1. ## Statistics question - I think it is about a z test

Sorry, but this is too difficult. I need to work on my calculator, but I am not confident how:

The weights, in kg, of men in a random sample from a given population can be modelled by a normal distribution with mean 83.5 and 16.8.

a) What is the value above which 20% of the weights of men from the population will lie?

b) What is the range of values, symmetric about the mean, within which approx 95% of the weights of men will lie?

c) What is the percentage of weights of men above 100 kg.

2. Originally Posted by dolkam
Sorry, but this is too difficult. I need to work on my calculator, but I am not confident how:

The weights, in kg, of men in a random sample from a given population can be modelled by a normal distribution with mean 83.5 and 16.8.

a) What is the value above which 20% of the weights of men from the population will lie?

b) What is the range of values, symmetric about the mean, within which approx 95% of the weights of men will lie?

c) What is the percentage of weights of men above 100 kg.
You just need to confirm whether 16.8 is the variance or the standard deviation.
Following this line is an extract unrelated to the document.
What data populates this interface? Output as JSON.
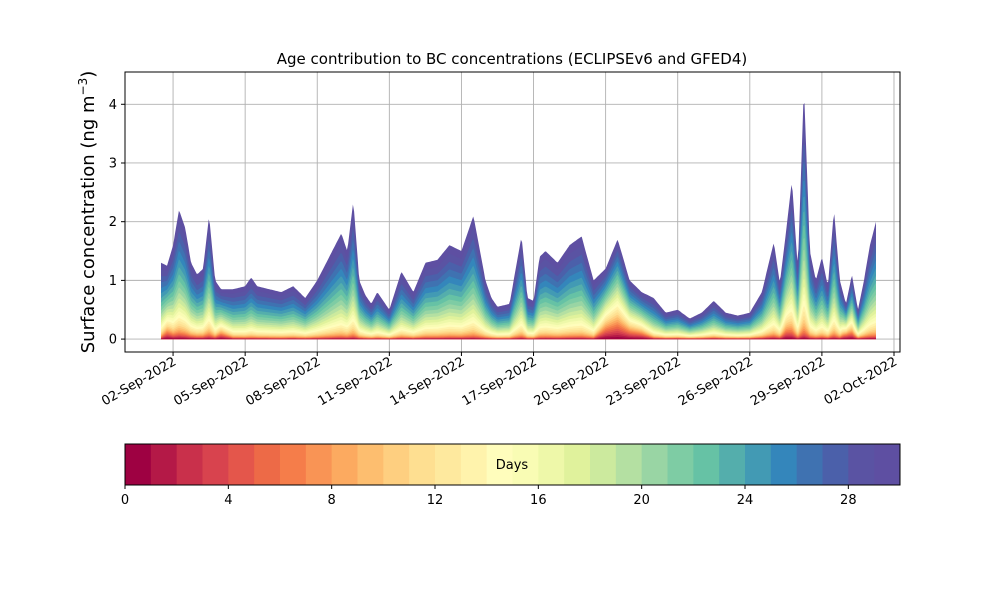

Then you work with the Z-tables, using $\displaystyle\ Z=\frac{x-\mu}{\sigma}$

where x is weight, $\mu$ is the mean and $\sigma$ is the standard deviation.

$x=Z\sigma+\mu$

For (a) you need to find the value of Z corresponding to a probability of 0.8,
since 80% of the bell-shaped curve lies below that.

For (b) you need the values of Z corresponding to 2.5% and 97.5%

since a symmetrical 95% of the graph lies in between (twice 47.5%).

For part (c) you must calculate Z corresponding to x=100kg, using the formula given above..

then read off the probability from the tables.
That will give you the probability of a weight being below 100kg.
Subtract from 1 and multiply by 100 to get the percentage.

3. Thanks you to Archie. I can finish this now. It is not so bad when you explained it! Sometimes it is difficult to find where I have to place the numbers in the question. Now I know. Thanks.